I am getting the same error. please help me. Following is my code.

for epoch in range(1, args.num_epochs+1):
epoch_loss = []

    for step, (images, labels) in enumerate(loader):
        if args.cuda:
            images = images.cuda()
            labels = labels.cuda()

        inputs = Variable(images)
        targets = Variable(labels)
        outputs = model(inputs)
        optimizer.zero_grad()
        loss = criterion(outputs, targets[:, 0])
        loss.backward()
        optimizer.step()

        epoch_loss.append(loss.data[0])
        if args.steps_plot > 0 and step % args.steps_plot == 0:
            image = inputs[0].cpu().data
            image[0] = image[0] * .229 + .485
            image[1] = image[1] * .224 + .456
            image[2] = image[2] * .225 + .406
            board.image(image,
                f'input (epoch: {epoch}, step: {step})')
            board.image(color_transform(outputs[0].cpu().max(0)[1].data),
                f'output (epoch: {epoch}, step: {step})')
            board.image(color_transform(targets[0].cpu().data),
                f'target (epoch: {epoch}, step: {step})')
        if args.steps_loss > 0 and step % args.steps_loss == 0:
            average = sum(epoch_loss) / len(epoch_loss)
            print(f'loss: {average} (epoch: {epoch}, step: {step})')
        if args.steps_save > 0 and step % args.steps_save == 0:
            filename = f'{args.model}-{epoch:03}-{step:04}.pth'
            torch.save(model.state_dict(), filename)
            print(f'save: {filename} (epoch: {epoch}, step: {step})')

antgr · January 6, 2020, 9:59am

Is the following correct?
loss = criterion(outputs, targets[:, 0])

Shariq_Ali · January 6, 2020, 11:13am

I don’t know. when i print this it shows like this

Outputs tensor([[[[0.0454, 0.0453, 0.0452, …, 0.0459, 0.0459, 0.0460],
[0.0455, 0.0454, 0.0452, …, 0.0460, 0.0460, 0.0461],
[0.0457, 0.0455, 0.0452, …, 0.0461, 0.0462, 0.0462],
…,
[0.0460, 0.0459, 0.0459, …, 0.0457, 0.0457, 0.0458],
[0.0463, 0.0462, 0.0461, …, 0.0461, 0.0462, 0.0463],
[0.0466, 0.0464, 0.0463, …, 0.0464, 0.0466, 0.0468]]]],
device=‘cuda:0’, grad_fn=)
targets[:, 0] tensor([[[0, 0, 0, …, 0, 0, 0],
[0, 0, 0, …, 0, 0, 0],
[0, 0, 0, …, 0, 0, 0],
…,
[0, 0, 0, …, 0, 0, 0],
[0, 0, 0, …, 0, 0, 0],
[0, 0, 0, …, 0, 0, 0]]], device=‘cuda:0’)
Outputs Size torch.Size([1, 1, 256, 256])
targets[:, 0] Size torch.Size([1, 256, 256])

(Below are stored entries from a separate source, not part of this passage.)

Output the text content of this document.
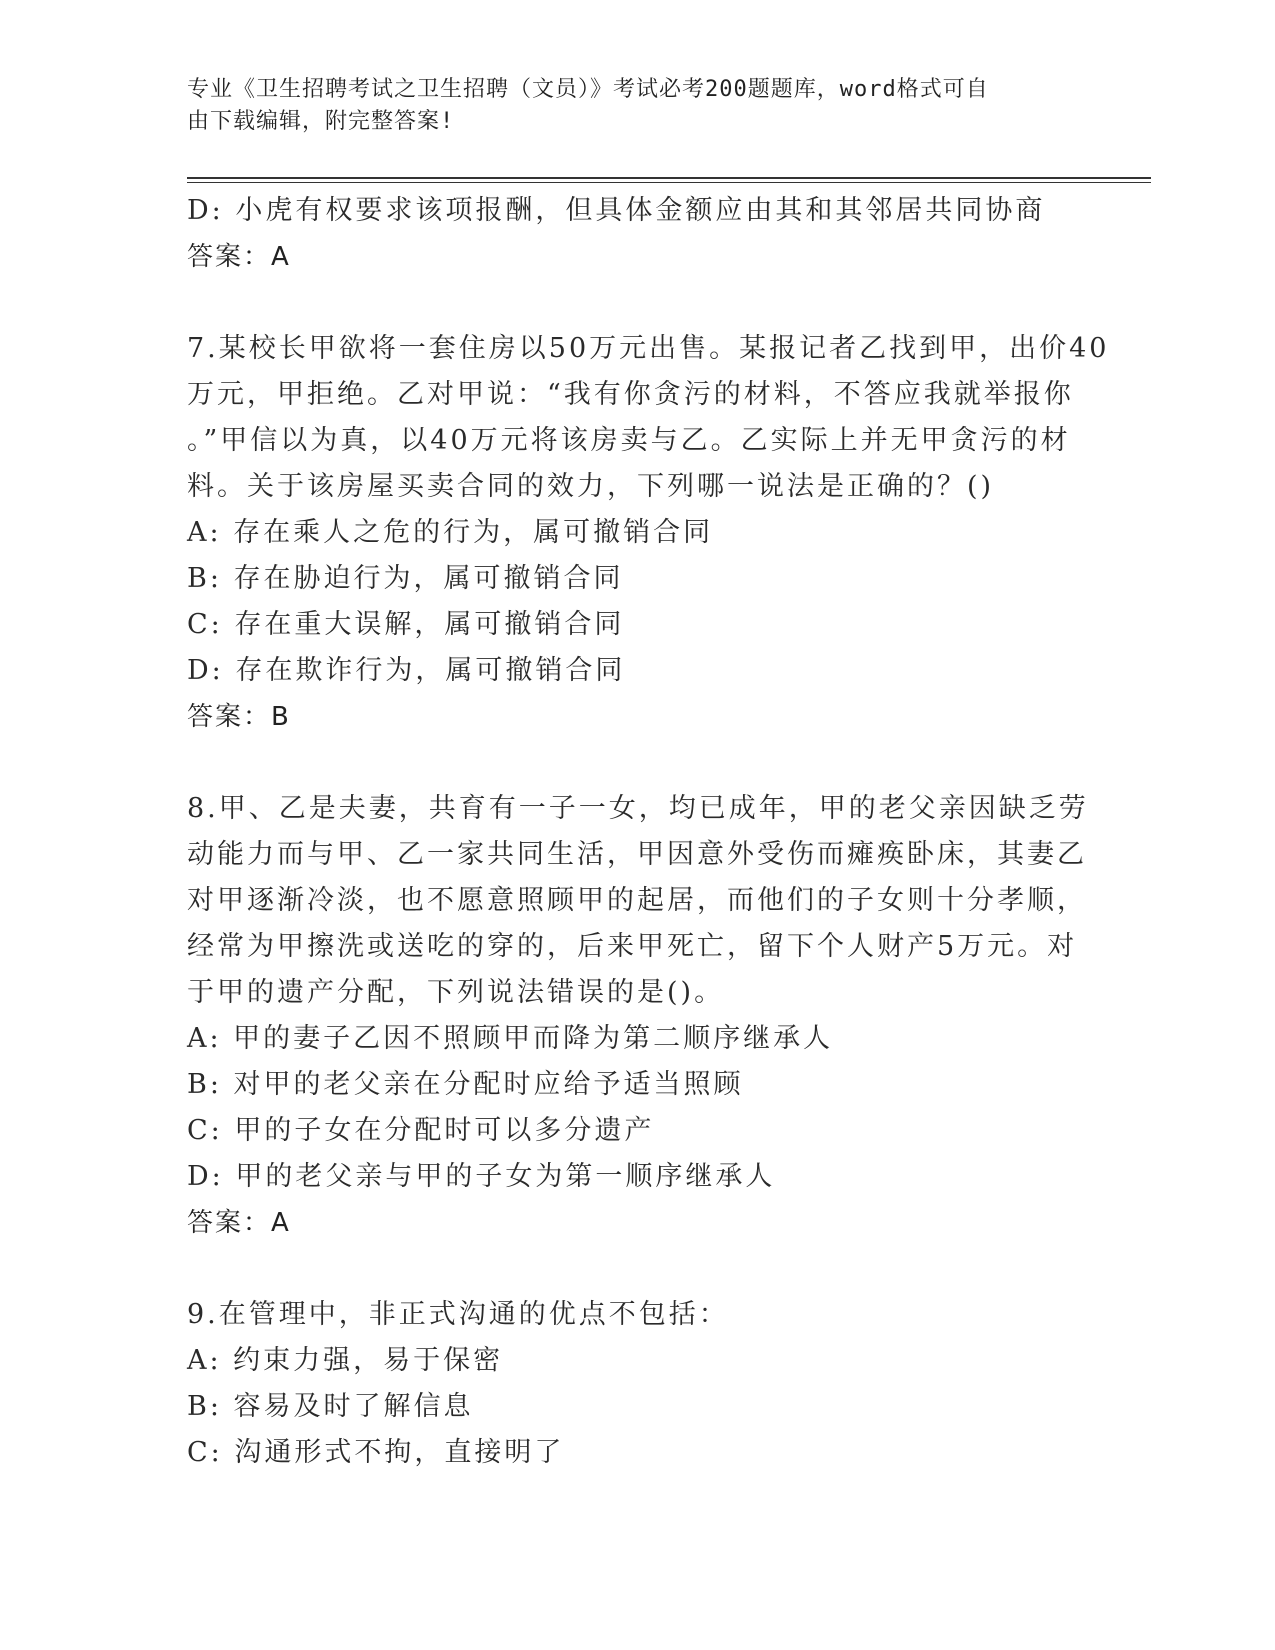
专业《卫生招聘考试之卫生招聘（文员）》考试必考200题题库，word格式可自
由下载编辑，附完整答案!
D: 小虎有权要求该项报酬，但具体金额应由其和其邻居共同协商
答案：A
7.某校长甲欲将一套住房以50万元出售。某报记者乙找到甲，出价40
万元，甲拒绝。乙对甲说：“我有你贪污的材料，不答应我就举报你
。”甲信以为真，以40万元将该房卖与乙。乙实际上并无甲贪污的材
料。关于该房屋买卖合同的效力，下列哪一说法是正确的？()
A: 存在乘人之危的行为，属可撤销合同
B: 存在胁迫行为，属可撤销合同
C: 存在重大误解，属可撤销合同
D: 存在欺诈行为，属可撤销合同
答案：B
8.甲、乙是夫妻，共育有一子一女，均已成年，甲的老父亲因缺乏劳
动能力而与甲、乙一家共同生活，甲因意外受伤而瘫痪卧床，其妻乙
对甲逐渐冷淡，也不愿意照顾甲的起居，而他们的子女则十分孝顺，
经常为甲擦洗或送吃的穿的，后来甲死亡，留下个人财产5万元。对
于甲的遗产分配，下列说法错误的是()。
A: 甲的妻子乙因不照顾甲而降为第二顺序继承人
B: 对甲的老父亲在分配时应给予适当照顾
C: 甲的子女在分配时可以多分遗产
D: 甲的老父亲与甲的子女为第一顺序继承人
答案：A
9.在管理中，非正式沟通的优点不包括：
A: 约束力强，易于保密
B: 容易及时了解信息
C: 沟通形式不拘，直接明了
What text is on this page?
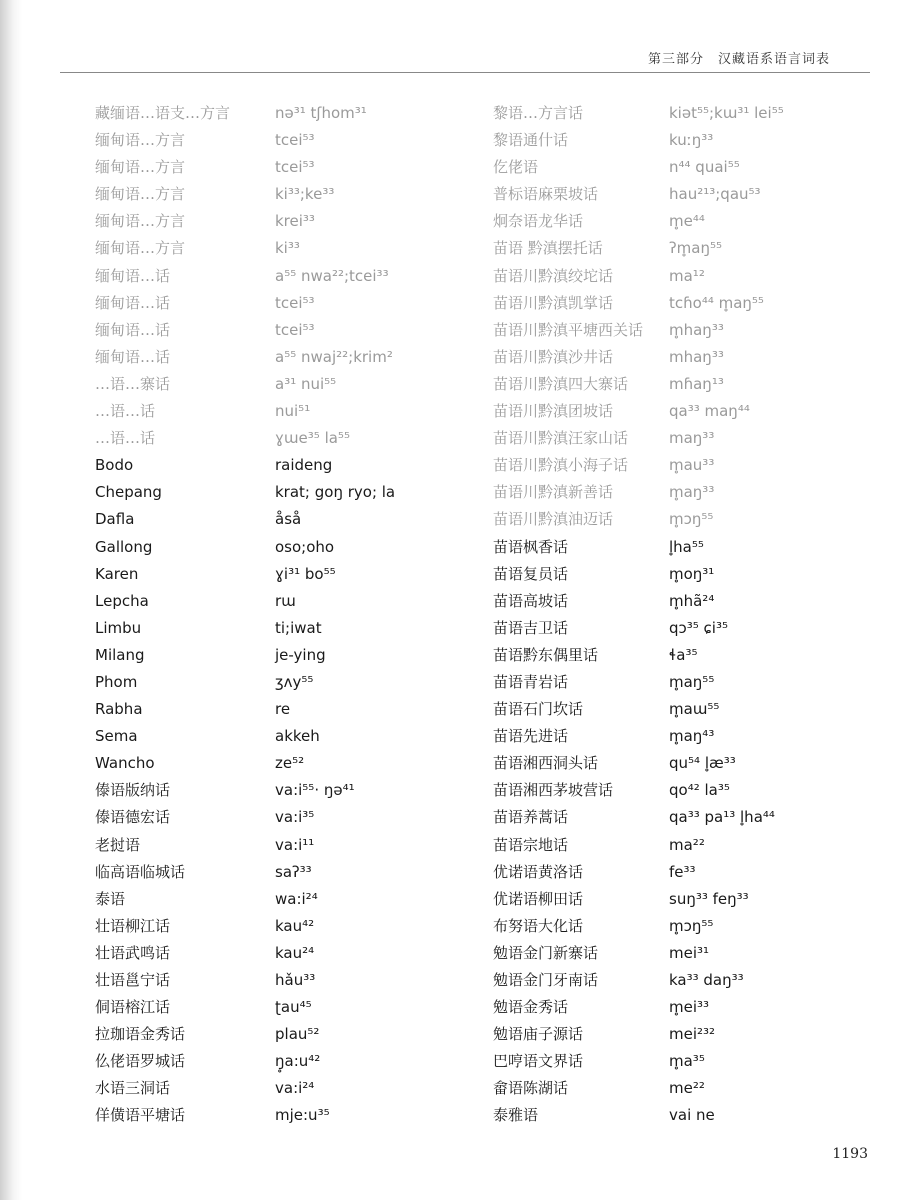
第三部分　汉藏语系语言词表
藏缅语…语支…方言	nə³¹ tʃhom³¹
缅甸语…方言	tcei⁵³
缅甸语…方言	tcei⁵³
缅甸语…方言	ki³³;ke³³
缅甸语…方言	krei³³
缅甸语…方言	ki³³
缅甸语…话	a⁵⁵ nwa²²;tcei³³
缅甸语…话	tcei⁵³
缅甸语…话	tcei⁵³
缅甸语…话	a⁵⁵ nwaj²²;krim²
…语…寨话	a³¹ nui⁵⁵
…语…话	nui⁵¹
…语…话	ɣɯe³⁵ la⁵⁵
Bodo	raideng
Chepang	krat; goŋ ryo; la
Dafla	åså
Gallong	oso;oho
Karen	ɣi³¹ bo⁵⁵
Lepcha	rɯ
Limbu	ti;iwat
Milang	je-ying
Phom	ʒʌy⁵⁵
Rabha	re
Sema	akkeh
Wancho	ze⁵²
傣语版纳话	va:i⁵⁵· ŋə⁴¹
傣语德宏话	va:i³⁵
老挝语	va:i¹¹
临高语临城话	saʔ³³
泰语	wa:i²⁴
壮语柳江话	kau⁴²
壮语武鸣话	kau²⁴
壮语邕宁话	hǎu³³
侗语榕江话	ʈau⁴⁵
拉珈语金秀话	plau⁵²
仫佬语罗城话	ŋ̥a:u⁴²
水语三洞话	va:i²⁴
佯僙语平塘话	mje:u³⁵
黎语…方言话	kiət⁵⁵;kɯ³¹ lei⁵⁵
黎语通什话	kuːŋ³³
仡佬语	n⁴⁴ quai⁵⁵
普标语麻栗坡话	hau²¹³;qau⁵³
炯奈语龙华话	m̥e⁴⁴
苗语 黔滇摆托话	ʔm̥aŋ⁵⁵
苗语川黔滇绞坨话	ma¹²
苗语川黔滇凯掌话	tcɦo⁴⁴ m̥aŋ⁵⁵
苗语川黔滇平塘西关话 m̥haŋ³³
苗语川黔滇沙井话	mhaŋ³³
苗语川黔滇四大寨话	mɦaŋ¹³
苗语川黔滇团坡话	qa³³ maŋ⁴⁴
苗语川黔滇汪家山话	maŋ³³
苗语川黔滇小海子话	m̥au³³
苗语川黔滇新善话	m̥aŋ³³
苗语川黔滇油迈话	m̥ɔŋ⁵⁵
苗语枫香话	l̥ha⁵⁵
苗语复员话	m̥oŋ³¹
苗语高坡话	m̥hã²⁴
苗语吉卫话	qɔ³⁵ ɕi³⁵
苗语黔东偶里话	ɬa³⁵
苗语青岩话	m̥aŋ⁵⁵
苗语石门坎话	m̥aɯ⁵⁵
苗语先进话	m̥aŋ⁴³
苗语湘西洞头话	qu⁵⁴ l̥æ³³
苗语湘西茅坡营话	qo⁴² la³⁵
苗语养蒿话	qa³³ pa¹³ l̥ha⁴⁴
苗语宗地话	ma²²
优诺语黄洛话	fe³³
优诺语柳田话	suŋ³³ feŋ³³
布努语大化话	m̥ɔŋ⁵⁵
勉语金门新寨话	mei³¹
勉语金门牙南话	ka³³ daŋ³³
勉语金秀话	m̥ei³³
勉语庙子源话	mei²³²
巴哼语文界话	m̥a³⁵
畲语陈湖话	me²²
泰雅语	vai ne
1193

antgr · January 7, 2020, 10:13am

Usually this error is a shape mismatch. In my case, I used a wrong embedding layer (with different output size), so again a shape mismatch. Try to break your code in simple steps and figure out which step triggers the error. For example unit test your code, or run it interactively. I have not much time to help you out. Maybe the pytorch experts of the forum can provide some better ideas.
@albanD any idea?

albanD · January 7, 2020, 3:21pm

I did not look at the code in details, but from the print and your comment:

Outputs Size torch.Size([1, 1, 256, 256])
targets[:, 0] Size torch.Size([1, 256, 256])

The sizes don’t seem to be the same So maybe this is the reason?